You rarely come across a Samsung display that doesn’t impress, but the Note 20 Ultra’s 120Hz refresh rate is what makes this phone what it is.
The Galaxy Note line from Samsung is a great example of gadgets for which you don’t ask whether people ‘want’ it. After 10 odd years of Galaxy Notes — and the company has hiked prices every year — it’s evident that this particular stylus-wielding phone has takers, and millions of them. So, when Samsung says it wants to sell the Note 20 Ultra for Rs. 1,04,999 during a global recession year, sure, let’s believe them.
Though the price has increased, the Note 20 Ultra doesn’t necessarily bring any surprises. It’s an iterative update, and like every Note before it, you could wax eloquent about how good a phone it is.
But, did anyone really think it wouldn’t be though?
With the Note 20 Ultra Samsung has possibly perfected the use of sharp lines in a smartphone’s design. There’s a bronze variant this year, which you may or may not like, like any other color. And the stylus has moved to the left, which, as someone who writes with his left hand, I have no problems with.
Samsung is also unapologetic about the huge camera bump on the back, which didn’t bother me either. In fact, the large module that fits three cameras actually keeps the phone from wobbling too much when it’s kept on a desk or other flat surfaces.
What I don’t like is that both the volume rocker and power button are on the right, which means I shift my grip often. I don’t want to do that on a phone that’s fully made of glass and has almost no discernible edges. If I buy this, I’ll have to protect this expensive glass slab with my life and no cover or case is ever going to be enough.
As far as its features go, the Note 20 Ultra’s best feature by far is the display. You rarely come across a Samsung display that doesn’t impress, but the Note 20 Ultra’s 120Hz refresh rate is what makes this phone what it is. Sure, the processor is fast and it has gobs of RAM inside, but the display’s refresh rate is what keeps things feeling smooth and fast.
I have a habit of turning off animations on all Android phones I use because they just make things feel slow at times. On the Note, the refresh rate changes dynamically, between 10 and 120Hz. The idea is to keep UI transitions as fast as possible when needed and save as much battery as possible when you don’t need fast refresh rates.
You can also change the refresh rate to a standard 60Hz and some may not like the fact that you can’t ever choose to have 120Hz as the default. But it really doesn’t matter.
The cameras are also distinctly Samsung. The company has dropped the 100x zoom feature from the S20 Ultra has been replaced by 50x here, but if it didn’t matter to you then, it won’t matter now. It’s still a curious choice from Samsung though since the Note 20 Ultra is known to be the company’s ‘no compromise’ phone every year.

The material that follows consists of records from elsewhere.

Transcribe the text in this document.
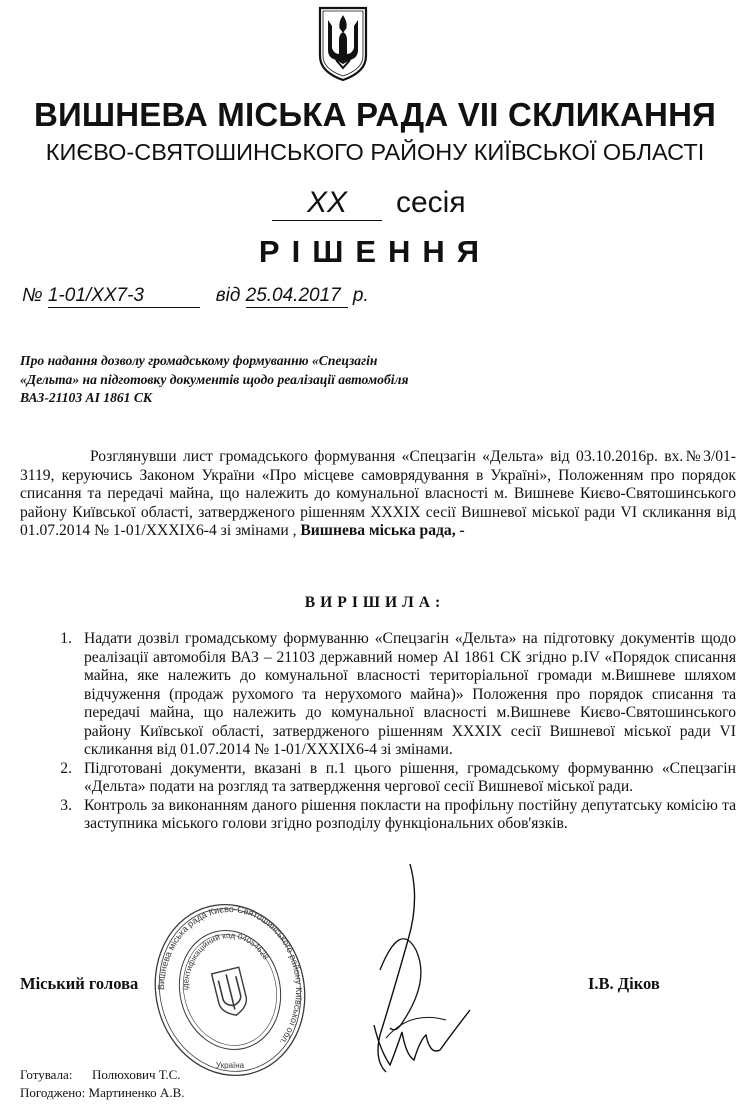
ВИШНЕВА МІСЬКА РАДА VII СКЛИКАННЯ
КИЄВО-СВЯТОШИНСЬКОГО РАЙОНУ КИЇВСЬКОЇ ОБЛАСТІ
XX сесія
РІШЕННЯ
№ 1-01/XX7-3	від 25.04.2017 р.
Про надання дозволу громадському формуванню «Спецзагін «Дельта» на підготовку документів щодо реалізації автомобіля ВАЗ-21103 АІ 1861 СК
Розглянувши лист громадського формування «Спецзагін «Дельта» від 03.10.2016р. вх.№3/01-3119, керуючись Законом України «Про місцеве самоврядування в Україні», Положенням про порядок списання та передачі майна, що належить до комунальної власності м. Вишневе Києво-Святошинського району Київської області, затвердженого рішенням ХХХІХ сесії Вишневої міської ради VI скликання від 01.07.2014 № 1-01/ХХХІХ6-4 зі змінами , Вишнева міська рада, -
ВИРІШИЛА:
1. Надати дозвіл громадському формуванню «Спецзагін «Дельта» на підготовку документів щодо реалізації автомобіля ВАЗ – 21103 державний номер АІ 1861 СК згідно р.IV «Порядок списання майна, яке належить до комунальної власності територіальної громади м.Вишневе шляхом відчуження (продаж рухомого та нерухомого майна)» Положення про порядок списання та передачі майна, що належить до комунальної власності м.Вишневе Києво-Святошинського району Київської області, затвердженого рішенням ХХХІХ сесії Вишневої міської ради VI скликання від 01.07.2014 № 1-01/ХХХІХ6-4 зі змінами.
2. Підготовані документи, вказані в п.1 цього рішення, громадському формуванню «Спецзагін «Дельта» подати на розгляд та затвердження чергової сесії Вишневої міської ради.
3. Контроль за виконанням даного рішення покласти на профільну постійну депутатську комісію та заступника міського голови згідно розподілу функціональних обов'язків.
Міський голова	І.В. Діков
Вишнева міська рада Києво-Святошинського району Київської обл.
ідентифікаційний код 04054628
Україна
Готувала: Полюхович Т.С.
Погоджено: Мартиненко А.В.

On regular shots, everything works. You still see the oversaturation in photos that Samsung has made a business out of, low light shots are unnaturally bright and often too soft for my liking. But if you know your cameras, you can get a lot out of this device. And if you’re posting photos on social media only, there’s nothing you’ll miss. The front camera oversoftens photos though, something I’m not a big fan of.
All in all, the Note 20 Ultra ticks all the right boxes. I don’t know how many Note buyers were planning on shelling out the big bucks this year, but it has everything any Note has had and is iteratively better than the last one, as has become the standard for smartphones nowadays.